Thanks for the help.
On
A $1$-form is just a map that assigns to each point in your manifold a linear functional on the tangent space at that point, denoted $T_pM$. That is, for $p\in M$ we have that $\omega(p):=\omega_p\in T_p^\ast M$.
For simplicity, if you'd like just replace $M=\mathbb{R}^n$ so that $T^\ast_pM=T_pM=\mathbb{R}^n$ and so a $1$-form just eats $n$-tuples and spits out an element of $(\mathbb{R}^n)^\ast$
Assuming $ \ f:U\to\mathbb{R}$ is smooth, for some open $U\subset\mathbb{R}^n$, then $\omega=df$ is just a specific one form. It's the one defined by, for $p\in U$, we have $(df)_p\in (\mathbb{R}^n)^\ast$ where $(df)_p:T_pU=\mathbb{R}^n\to \mathbb{R}$ is defined by sending $V\mapsto V\cdot \left.\frac{\partial f}{\partial x}\right|_p$ the dot product of the vector $n$-tuple $V$ and the $n$-tuple $\left.\frac{\partial f}{\partial x}\right|_p$, otherwise known as the directional derivative of $f$ at $p$ in the direction $V$.

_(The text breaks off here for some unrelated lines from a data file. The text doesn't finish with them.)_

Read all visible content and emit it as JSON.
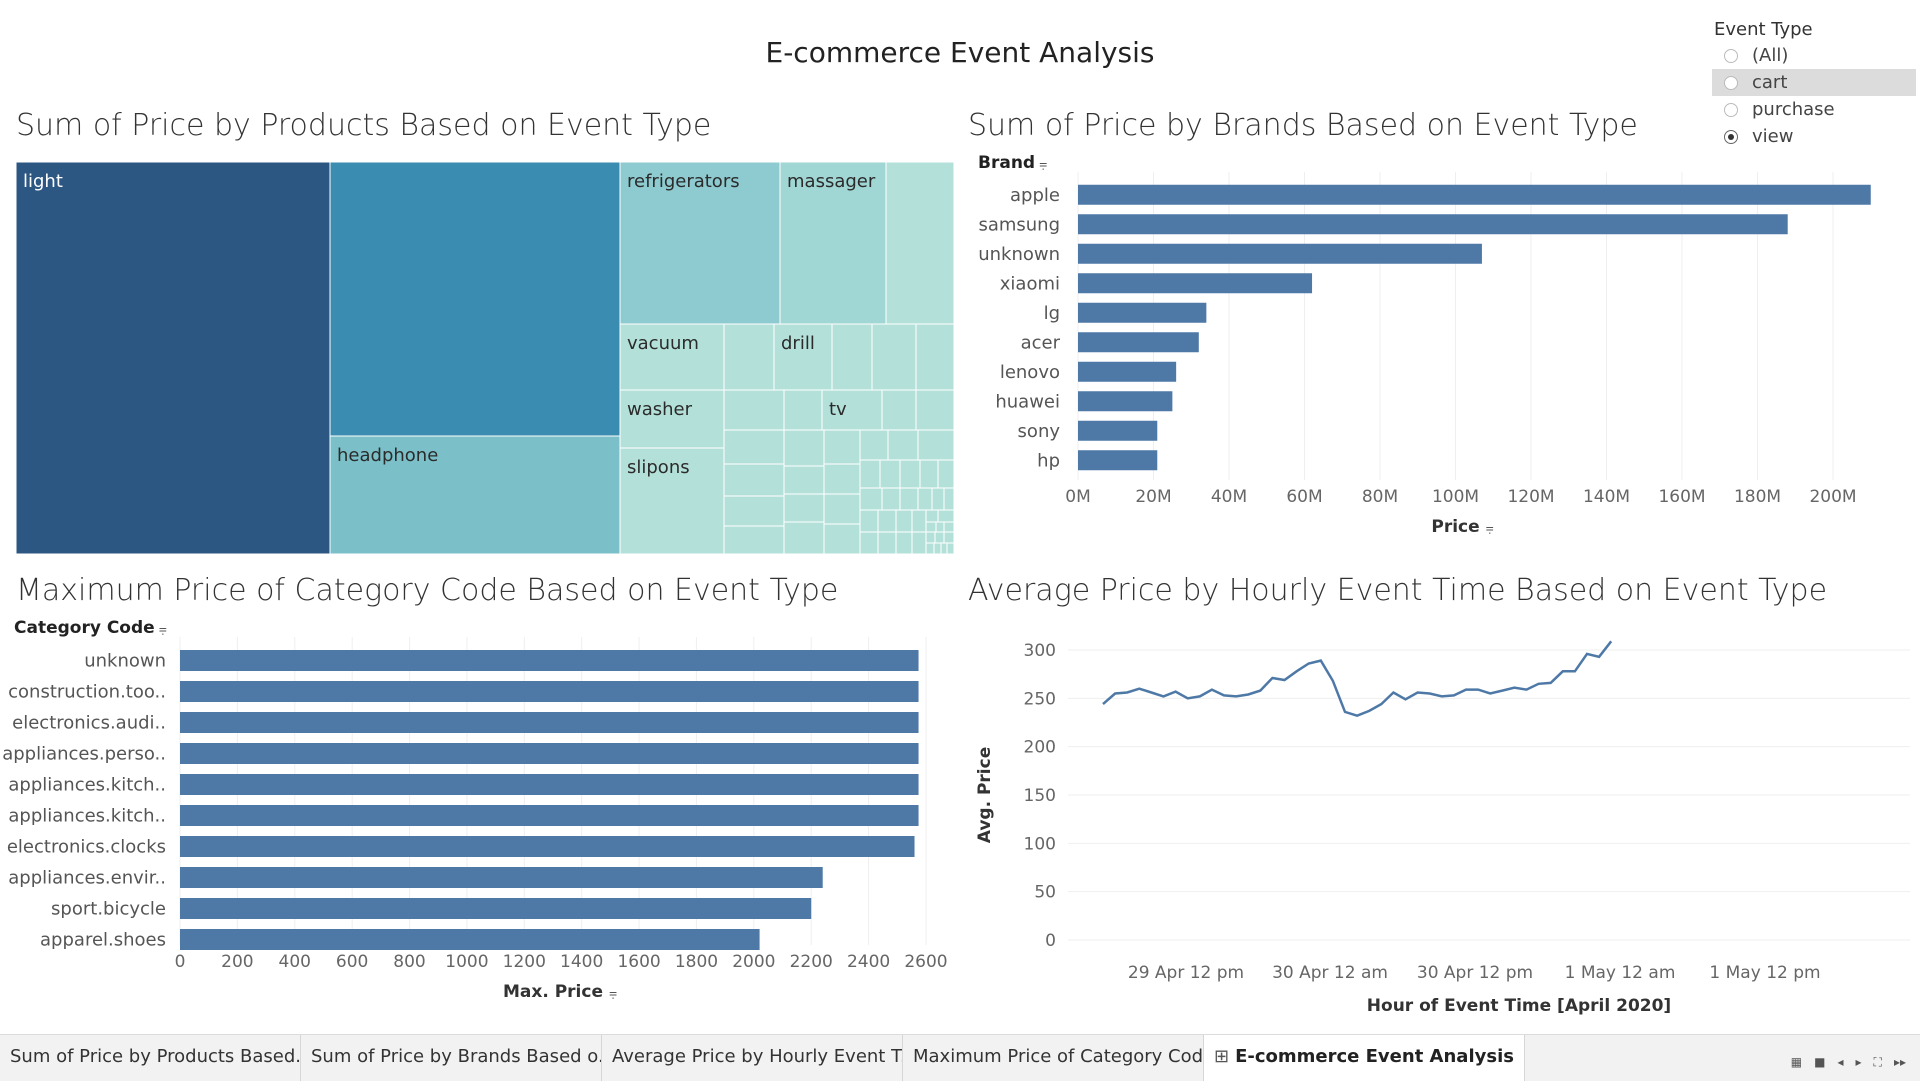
{
  "dashboard": {
    "title": "E-commerce Event Analysis"
  },
  "filter": {
    "title": "Event Type",
    "options": [
      {
        "label": "(All)",
        "selected": false
      },
      {
        "label": "cart",
        "selected": false
      },
      {
        "label": "purchase",
        "selected": false
      },
      {
        "label": "view",
        "selected": true
      }
    ]
  },
  "panels": {
    "treemap_title": "Sum of Price by Products Based on Event Type",
    "brands_title": "Sum of Price by Brands Based on Event Type",
    "category_title": "Maximum Price of Category Code Based on Event Type",
    "hourly_title": "Average Price by Hourly Event Time Based on Event Type"
  },
  "colors": {
    "bar": "#4e79a7",
    "treemap_scale": [
      "#2c5783",
      "#3a8db0",
      "#7bc0c8",
      "#8ecbd0",
      "#a0d6d3",
      "#b3e0d8"
    ]
  },
  "chart_data": [
    {
      "type": "treemap",
      "title": "Sum of Price by Products Based on Event Type",
      "labels": [
        "light",
        "headphone",
        "refrigerators",
        "massager",
        "vacuum",
        "drill",
        "washer",
        "tv",
        "slipons"
      ]
    },
    {
      "type": "bar",
      "title": "Sum of Price by Brands Based on Event Type",
      "ylabel": "Brand",
      "xlabel": "Price",
      "categories": [
        "apple",
        "samsung",
        "unknown",
        "xiaomi",
        "lg",
        "acer",
        "lenovo",
        "huawei",
        "sony",
        "hp"
      ],
      "values": [
        210,
        188,
        107,
        62,
        34,
        32,
        26,
        25,
        21,
        21
      ],
      "value_unit": "M",
      "ticks": [
        "0M",
        "20M",
        "40M",
        "60M",
        "80M",
        "100M",
        "120M",
        "140M",
        "160M",
        "180M",
        "200M"
      ],
      "xlim": [
        0,
        200
      ]
    },
    {
      "type": "bar",
      "title": "Maximum Price of Category Code Based on Event Type",
      "ylabel": "Category Code",
      "xlabel": "Max. Price",
      "categories": [
        "unknown",
        "construction.too..",
        "electronics.audi..",
        "appliances.perso..",
        "appliances.kitch..",
        "appliances.kitch..",
        "electronics.clocks",
        "appliances.envir..",
        "sport.bicycle",
        "apparel.shoes"
      ],
      "values": [
        2574,
        2574,
        2574,
        2574,
        2574,
        2574,
        2560,
        2240,
        2200,
        2020
      ],
      "ticks": [
        "0",
        "200",
        "400",
        "600",
        "800",
        "1000",
        "1200",
        "1400",
        "1600",
        "1800",
        "2000",
        "2200",
        "2400",
        "2600"
      ],
      "xlim": [
        0,
        2600
      ]
    },
    {
      "type": "line",
      "title": "Average Price by Hourly Event Time Based on Event Type",
      "xlabel": "Hour of Event Time [April 2020]",
      "ylabel": "Avg. Price",
      "y_ticks": [
        "0",
        "50",
        "100",
        "150",
        "200",
        "250",
        "300"
      ],
      "ylim": [
        0,
        300
      ],
      "x_ticks": [
        "29 Apr 12 pm",
        "30 Apr 12 am",
        "30 Apr 12 pm",
        "1 May 12 am",
        "1 May 12 pm"
      ],
      "series": [
        {
          "values": [
            244,
            255,
            256,
            260,
            256,
            252,
            257,
            250,
            252,
            259,
            253,
            252,
            254,
            258,
            271,
            269,
            278,
            286,
            289,
            268,
            236,
            232,
            237,
            244,
            256,
            249,
            256,
            255,
            252,
            253,
            259,
            259,
            255,
            258,
            261,
            259,
            265,
            266,
            278,
            278,
            296,
            293,
            309
          ]
        }
      ]
    }
  ],
  "tabs": [
    "Sum of Price by Products Based...",
    "Sum of Price by Brands Based o...",
    "Average Price by Hourly Event T...",
    "Maximum Price of Category Cod...",
    "E-commerce Event Analysis"
  ],
  "tab_icon": "dashboard-grid-icon"
}
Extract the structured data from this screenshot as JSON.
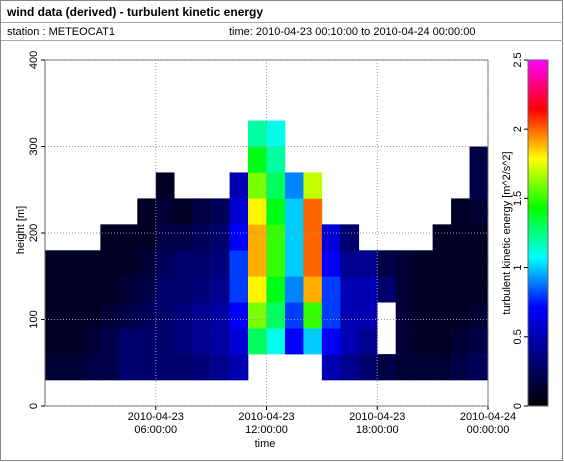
{
  "header": {
    "title": "wind data (derived) - turbulent kinetic energy",
    "station": "station : METEOCAT1",
    "time": "time: 2010-04-23 00:10:00 to 2010-04-24 00:00:00"
  },
  "chart_data": {
    "type": "heatmap",
    "xlabel": "time",
    "ylabel": "height [m]",
    "zlabel": "turbulent kinetic energy [m^2/s^2]",
    "xlim": [
      0,
      24
    ],
    "ylim": [
      0,
      400
    ],
    "zlim": [
      0,
      2.5
    ],
    "xticks": [
      {
        "value": 6,
        "label": "2010-04-23 06:00:00"
      },
      {
        "value": 12,
        "label": "2010-04-23 12:00:00"
      },
      {
        "value": 18,
        "label": "2010-04-23 18:00:00"
      },
      {
        "value": 24,
        "label": "2010-04-24 00:00:00"
      }
    ],
    "yticks": [
      0,
      100,
      200,
      300,
      400
    ],
    "zticks": [
      0,
      0.5,
      1,
      1.5,
      2,
      2.5
    ],
    "grid": true,
    "colormap": [
      "#000000",
      "#000080",
      "#0000ff",
      "#00ffff",
      "#00ff00",
      "#ffff00",
      "#ff0000",
      "#ff00ff"
    ],
    "x_bins": [
      0,
      1,
      2,
      3,
      4,
      5,
      6,
      7,
      8,
      9,
      10,
      11,
      12,
      13,
      14,
      15,
      16,
      17,
      18,
      19,
      20,
      21,
      22,
      23,
      24
    ],
    "y_bins": [
      30,
      60,
      90,
      120,
      150,
      180,
      210,
      240,
      270,
      300,
      330
    ],
    "z": [
      [
        0.15,
        0.1,
        0.1,
        0.1,
        0.1,
        null,
        null,
        null,
        null,
        null
      ],
      [
        0.15,
        0.1,
        0.1,
        0.1,
        0.1,
        null,
        null,
        null,
        null,
        null
      ],
      [
        0.2,
        0.15,
        0.1,
        0.1,
        0.1,
        null,
        null,
        null,
        null,
        null
      ],
      [
        0.2,
        0.2,
        0.15,
        0.1,
        0.1,
        0.1,
        null,
        null,
        null,
        null
      ],
      [
        0.3,
        0.3,
        0.2,
        0.15,
        0.1,
        0.1,
        null,
        null,
        null,
        null
      ],
      [
        0.3,
        0.3,
        0.25,
        0.2,
        0.15,
        0.1,
        0.1,
        null,
        null,
        null
      ],
      [
        0.3,
        0.3,
        0.3,
        0.3,
        0.25,
        0.2,
        0.15,
        0.1,
        null,
        null
      ],
      [
        0.3,
        0.35,
        0.35,
        0.3,
        0.3,
        0.2,
        0.1,
        null,
        null,
        null
      ],
      [
        0.35,
        0.4,
        0.4,
        0.35,
        0.3,
        0.25,
        0.2,
        null,
        null,
        null
      ],
      [
        0.4,
        0.45,
        0.45,
        0.4,
        0.35,
        0.3,
        0.25,
        null,
        null,
        null
      ],
      [
        0.5,
        0.6,
        0.7,
        0.8,
        0.8,
        0.7,
        0.6,
        0.5,
        null,
        null
      ],
      [
        null,
        1.3,
        1.6,
        1.8,
        1.9,
        1.9,
        1.8,
        1.6,
        1.4,
        1.2
      ],
      [
        null,
        1.1,
        1.3,
        1.4,
        1.5,
        1.5,
        1.4,
        1.3,
        1.2,
        1.1
      ],
      [
        null,
        0.7,
        0.8,
        0.9,
        1.0,
        1.0,
        1.0,
        0.9,
        null,
        null
      ],
      [
        null,
        1.0,
        1.5,
        1.9,
        2.0,
        2.0,
        2.0,
        1.7,
        null,
        null
      ],
      [
        0.5,
        0.7,
        0.8,
        0.8,
        0.7,
        0.6,
        null,
        null,
        null,
        null
      ],
      [
        0.4,
        0.5,
        0.5,
        0.5,
        0.4,
        0.3,
        null,
        null,
        null,
        null
      ],
      [
        0.3,
        0.4,
        0.5,
        0.5,
        0.4,
        null,
        null,
        null,
        null,
        null
      ],
      [
        0.2,
        null,
        null,
        0.3,
        0.2,
        null,
        null,
        null,
        null,
        null
      ],
      [
        0.15,
        0.15,
        0.15,
        0.15,
        0.15,
        null,
        null,
        null,
        null,
        null
      ],
      [
        0.15,
        0.1,
        0.1,
        0.1,
        0.1,
        null,
        null,
        null,
        null,
        null
      ],
      [
        0.15,
        0.1,
        0.1,
        0.1,
        0.1,
        0.1,
        null,
        null,
        null,
        null
      ],
      [
        0.2,
        0.15,
        0.1,
        0.1,
        0.1,
        0.1,
        0.1,
        null,
        null,
        null
      ],
      [
        0.25,
        0.2,
        0.15,
        0.1,
        0.1,
        0.1,
        0.15,
        0.2,
        0.2,
        null
      ]
    ]
  }
}
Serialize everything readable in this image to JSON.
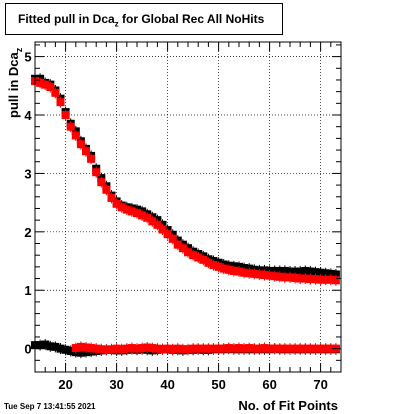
{
  "title": {
    "main": "Fitted pull in Dca",
    "sub": "z",
    "suffix": " for Global Rec All NoHits"
  },
  "timestamp": "Tue Sep  7 13:41:55 2021",
  "chart_data": {
    "type": "scatter",
    "xlabel": "No. of Fit Points",
    "ylabel": {
      "main": "pull in Dca",
      "sub": "z"
    },
    "xlim": [
      14,
      74
    ],
    "ylim": [
      -0.4,
      5.25
    ],
    "xticks": [
      20,
      30,
      40,
      50,
      60,
      70
    ],
    "yticks": [
      0,
      1,
      2,
      3,
      4,
      5
    ],
    "grid": true,
    "colors": {
      "black_series": "#000000",
      "red_series": "#ff0000"
    },
    "series": [
      {
        "color": "#000000",
        "points": [
          [
            14,
            4.62
          ],
          [
            15,
            4.62
          ],
          [
            16,
            4.55
          ],
          [
            17,
            4.52
          ],
          [
            18,
            4.42
          ],
          [
            19,
            4.28
          ],
          [
            20,
            4.05
          ],
          [
            21,
            3.85
          ],
          [
            22,
            3.72
          ],
          [
            23,
            3.55
          ],
          [
            24,
            3.42
          ],
          [
            25,
            3.3
          ],
          [
            26,
            3.08
          ],
          [
            27,
            2.92
          ],
          [
            28,
            2.78
          ],
          [
            29,
            2.62
          ],
          [
            30,
            2.52
          ],
          [
            31,
            2.45
          ],
          [
            32,
            2.42
          ],
          [
            33,
            2.4
          ],
          [
            34,
            2.38
          ],
          [
            35,
            2.35
          ],
          [
            36,
            2.3
          ],
          [
            37,
            2.25
          ],
          [
            38,
            2.2
          ],
          [
            39,
            2.12
          ],
          [
            40,
            2.03
          ],
          [
            41,
            1.95
          ],
          [
            42,
            1.85
          ],
          [
            43,
            1.78
          ],
          [
            44,
            1.72
          ],
          [
            45,
            1.66
          ],
          [
            46,
            1.62
          ],
          [
            47,
            1.58
          ],
          [
            48,
            1.53
          ],
          [
            49,
            1.5
          ],
          [
            50,
            1.47
          ],
          [
            51,
            1.44
          ],
          [
            52,
            1.42
          ],
          [
            53,
            1.41
          ],
          [
            54,
            1.4
          ],
          [
            55,
            1.38
          ],
          [
            56,
            1.37
          ],
          [
            57,
            1.35
          ],
          [
            58,
            1.34
          ],
          [
            59,
            1.34
          ],
          [
            60,
            1.33
          ],
          [
            61,
            1.33
          ],
          [
            62,
            1.33
          ],
          [
            63,
            1.33
          ],
          [
            64,
            1.32
          ],
          [
            65,
            1.32
          ],
          [
            66,
            1.32
          ],
          [
            67,
            1.33
          ],
          [
            68,
            1.32
          ],
          [
            69,
            1.31
          ],
          [
            70,
            1.3
          ],
          [
            71,
            1.29
          ],
          [
            72,
            1.28
          ],
          [
            73,
            1.27
          ],
          [
            14,
            0.06
          ],
          [
            15,
            0.06
          ],
          [
            16,
            0.07
          ],
          [
            17,
            0.04
          ],
          [
            18,
            0.03
          ],
          [
            19,
            0.0
          ],
          [
            20,
            -0.02
          ],
          [
            21,
            -0.04
          ],
          [
            22,
            -0.06
          ],
          [
            23,
            -0.07
          ],
          [
            24,
            -0.06
          ],
          [
            25,
            -0.05
          ],
          [
            26,
            -0.04
          ],
          [
            27,
            -0.03
          ],
          [
            28,
            -0.02
          ],
          [
            29,
            -0.02
          ],
          [
            30,
            -0.03
          ],
          [
            31,
            -0.03
          ],
          [
            32,
            -0.02
          ],
          [
            33,
            -0.01
          ],
          [
            34,
            -0.02
          ],
          [
            35,
            -0.01
          ],
          [
            36,
            -0.02
          ],
          [
            37,
            -0.03
          ],
          [
            38,
            -0.02
          ],
          [
            39,
            -0.01
          ],
          [
            40,
            -0.01
          ],
          [
            41,
            -0.02
          ],
          [
            42,
            -0.02
          ],
          [
            43,
            -0.03
          ],
          [
            44,
            -0.02
          ],
          [
            45,
            -0.02
          ],
          [
            46,
            -0.01
          ],
          [
            47,
            -0.02
          ],
          [
            48,
            -0.02
          ],
          [
            49,
            -0.01
          ],
          [
            50,
            -0.01
          ],
          [
            51,
            -0.01
          ],
          [
            52,
            0.0
          ],
          [
            53,
            -0.01
          ],
          [
            54,
            -0.01
          ],
          [
            55,
            -0.01
          ],
          [
            56,
            -0.01
          ],
          [
            57,
            -0.01
          ],
          [
            58,
            -0.01
          ],
          [
            59,
            -0.01
          ],
          [
            60,
            -0.01
          ],
          [
            61,
            0.0
          ],
          [
            62,
            -0.01
          ],
          [
            63,
            -0.01
          ],
          [
            64,
            -0.01
          ],
          [
            65,
            -0.01
          ],
          [
            66,
            -0.01
          ],
          [
            67,
            -0.01
          ],
          [
            68,
            -0.01
          ],
          [
            69,
            -0.01
          ],
          [
            70,
            -0.01
          ],
          [
            71,
            -0.01
          ],
          [
            72,
            -0.01
          ],
          [
            73,
            -0.01
          ]
        ]
      },
      {
        "color": "#ff0000",
        "points": [
          [
            14,
            4.58
          ],
          [
            15,
            4.55
          ],
          [
            16,
            4.52
          ],
          [
            17,
            4.48
          ],
          [
            18,
            4.38
          ],
          [
            19,
            4.22
          ],
          [
            20,
            4.0
          ],
          [
            21,
            3.8
          ],
          [
            22,
            3.65
          ],
          [
            23,
            3.5
          ],
          [
            24,
            3.38
          ],
          [
            25,
            3.25
          ],
          [
            26,
            3.02
          ],
          [
            27,
            2.85
          ],
          [
            28,
            2.72
          ],
          [
            29,
            2.58
          ],
          [
            30,
            2.48
          ],
          [
            31,
            2.42
          ],
          [
            32,
            2.38
          ],
          [
            33,
            2.35
          ],
          [
            34,
            2.32
          ],
          [
            35,
            2.28
          ],
          [
            36,
            2.24
          ],
          [
            37,
            2.18
          ],
          [
            38,
            2.12
          ],
          [
            39,
            2.04
          ],
          [
            40,
            1.96
          ],
          [
            41,
            1.88
          ],
          [
            42,
            1.78
          ],
          [
            43,
            1.72
          ],
          [
            44,
            1.65
          ],
          [
            45,
            1.6
          ],
          [
            46,
            1.56
          ],
          [
            47,
            1.52
          ],
          [
            48,
            1.47
          ],
          [
            49,
            1.43
          ],
          [
            50,
            1.4
          ],
          [
            51,
            1.37
          ],
          [
            52,
            1.35
          ],
          [
            53,
            1.33
          ],
          [
            54,
            1.32
          ],
          [
            55,
            1.3
          ],
          [
            56,
            1.29
          ],
          [
            57,
            1.28
          ],
          [
            58,
            1.27
          ],
          [
            59,
            1.26
          ],
          [
            60,
            1.25
          ],
          [
            61,
            1.24
          ],
          [
            62,
            1.23
          ],
          [
            63,
            1.22
          ],
          [
            64,
            1.22
          ],
          [
            65,
            1.21
          ],
          [
            66,
            1.2
          ],
          [
            67,
            1.2
          ],
          [
            68,
            1.19
          ],
          [
            69,
            1.19
          ],
          [
            70,
            1.18
          ],
          [
            71,
            1.18
          ],
          [
            72,
            1.18
          ],
          [
            73,
            1.17
          ],
          [
            22,
            0.01
          ],
          [
            23,
            0.03
          ],
          [
            24,
            0.02
          ],
          [
            25,
            0.01
          ],
          [
            26,
            0.0
          ],
          [
            27,
            -0.01
          ],
          [
            28,
            -0.02
          ],
          [
            29,
            -0.01
          ],
          [
            30,
            0.0
          ],
          [
            31,
            -0.01
          ],
          [
            32,
            0.0
          ],
          [
            33,
            0.01
          ],
          [
            34,
            0.0
          ],
          [
            35,
            0.01
          ],
          [
            36,
            0.02
          ],
          [
            37,
            0.01
          ],
          [
            38,
            0.0
          ],
          [
            39,
            -0.01
          ],
          [
            40,
            0.0
          ],
          [
            41,
            -0.01
          ],
          [
            42,
            0.0
          ],
          [
            43,
            -0.01
          ],
          [
            44,
            -0.01
          ],
          [
            45,
            0.0
          ],
          [
            46,
            0.0
          ],
          [
            47,
            0.0
          ],
          [
            48,
            0.0
          ],
          [
            49,
            0.0
          ],
          [
            50,
            0.0
          ],
          [
            51,
            0.0
          ],
          [
            52,
            0.01
          ],
          [
            53,
            0.0
          ],
          [
            54,
            0.01
          ],
          [
            55,
            0.0
          ],
          [
            56,
            0.01
          ],
          [
            57,
            0.0
          ],
          [
            58,
            0.0
          ],
          [
            59,
            0.01
          ],
          [
            60,
            0.0
          ],
          [
            61,
            0.0
          ],
          [
            62,
            0.0
          ],
          [
            63,
            0.0
          ],
          [
            64,
            0.0
          ],
          [
            65,
            0.0
          ],
          [
            66,
            0.0
          ],
          [
            67,
            0.0
          ],
          [
            68,
            0.0
          ],
          [
            69,
            0.0
          ],
          [
            70,
            0.0
          ],
          [
            71,
            0.0
          ],
          [
            72,
            0.0
          ],
          [
            73,
            0.0
          ]
        ]
      }
    ]
  }
}
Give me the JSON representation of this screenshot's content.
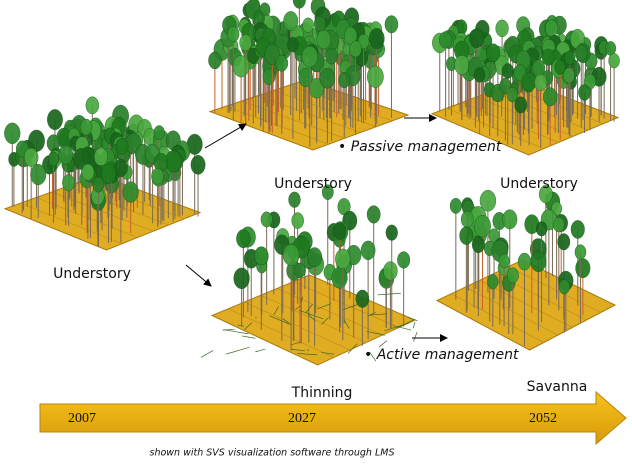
{
  "labels": {
    "initial": "Understory",
    "passive_2027": "Understory",
    "passive_2052": "Understory"
  },
  "scenarios": [
    "• Passive management",
    "• Active management"
  ],
  "stages": [
    "Thinning",
    "Savanna"
  ],
  "timeline": [
    "2007",
    "2027",
    "2052"
  ],
  "footer": "shown with SVS visualization software through LMS"
}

A smooth map $f: M \to N$ of manifolds (you can also think real space as an example) induces a map on tangent bundles. This is the generalization of the idea from multivariable calculus that total derivative at a point is a linear map. In particular, a smooth map $M \to \mathbb{R}$ defines a linear map from each tangent space to $\mathbb{R}$, that is, a 1-form. Explicitly, in local coordinates, we can write this as
$$ df = \sum_i \frac{\partial f}{\partial x_i} dx_i$$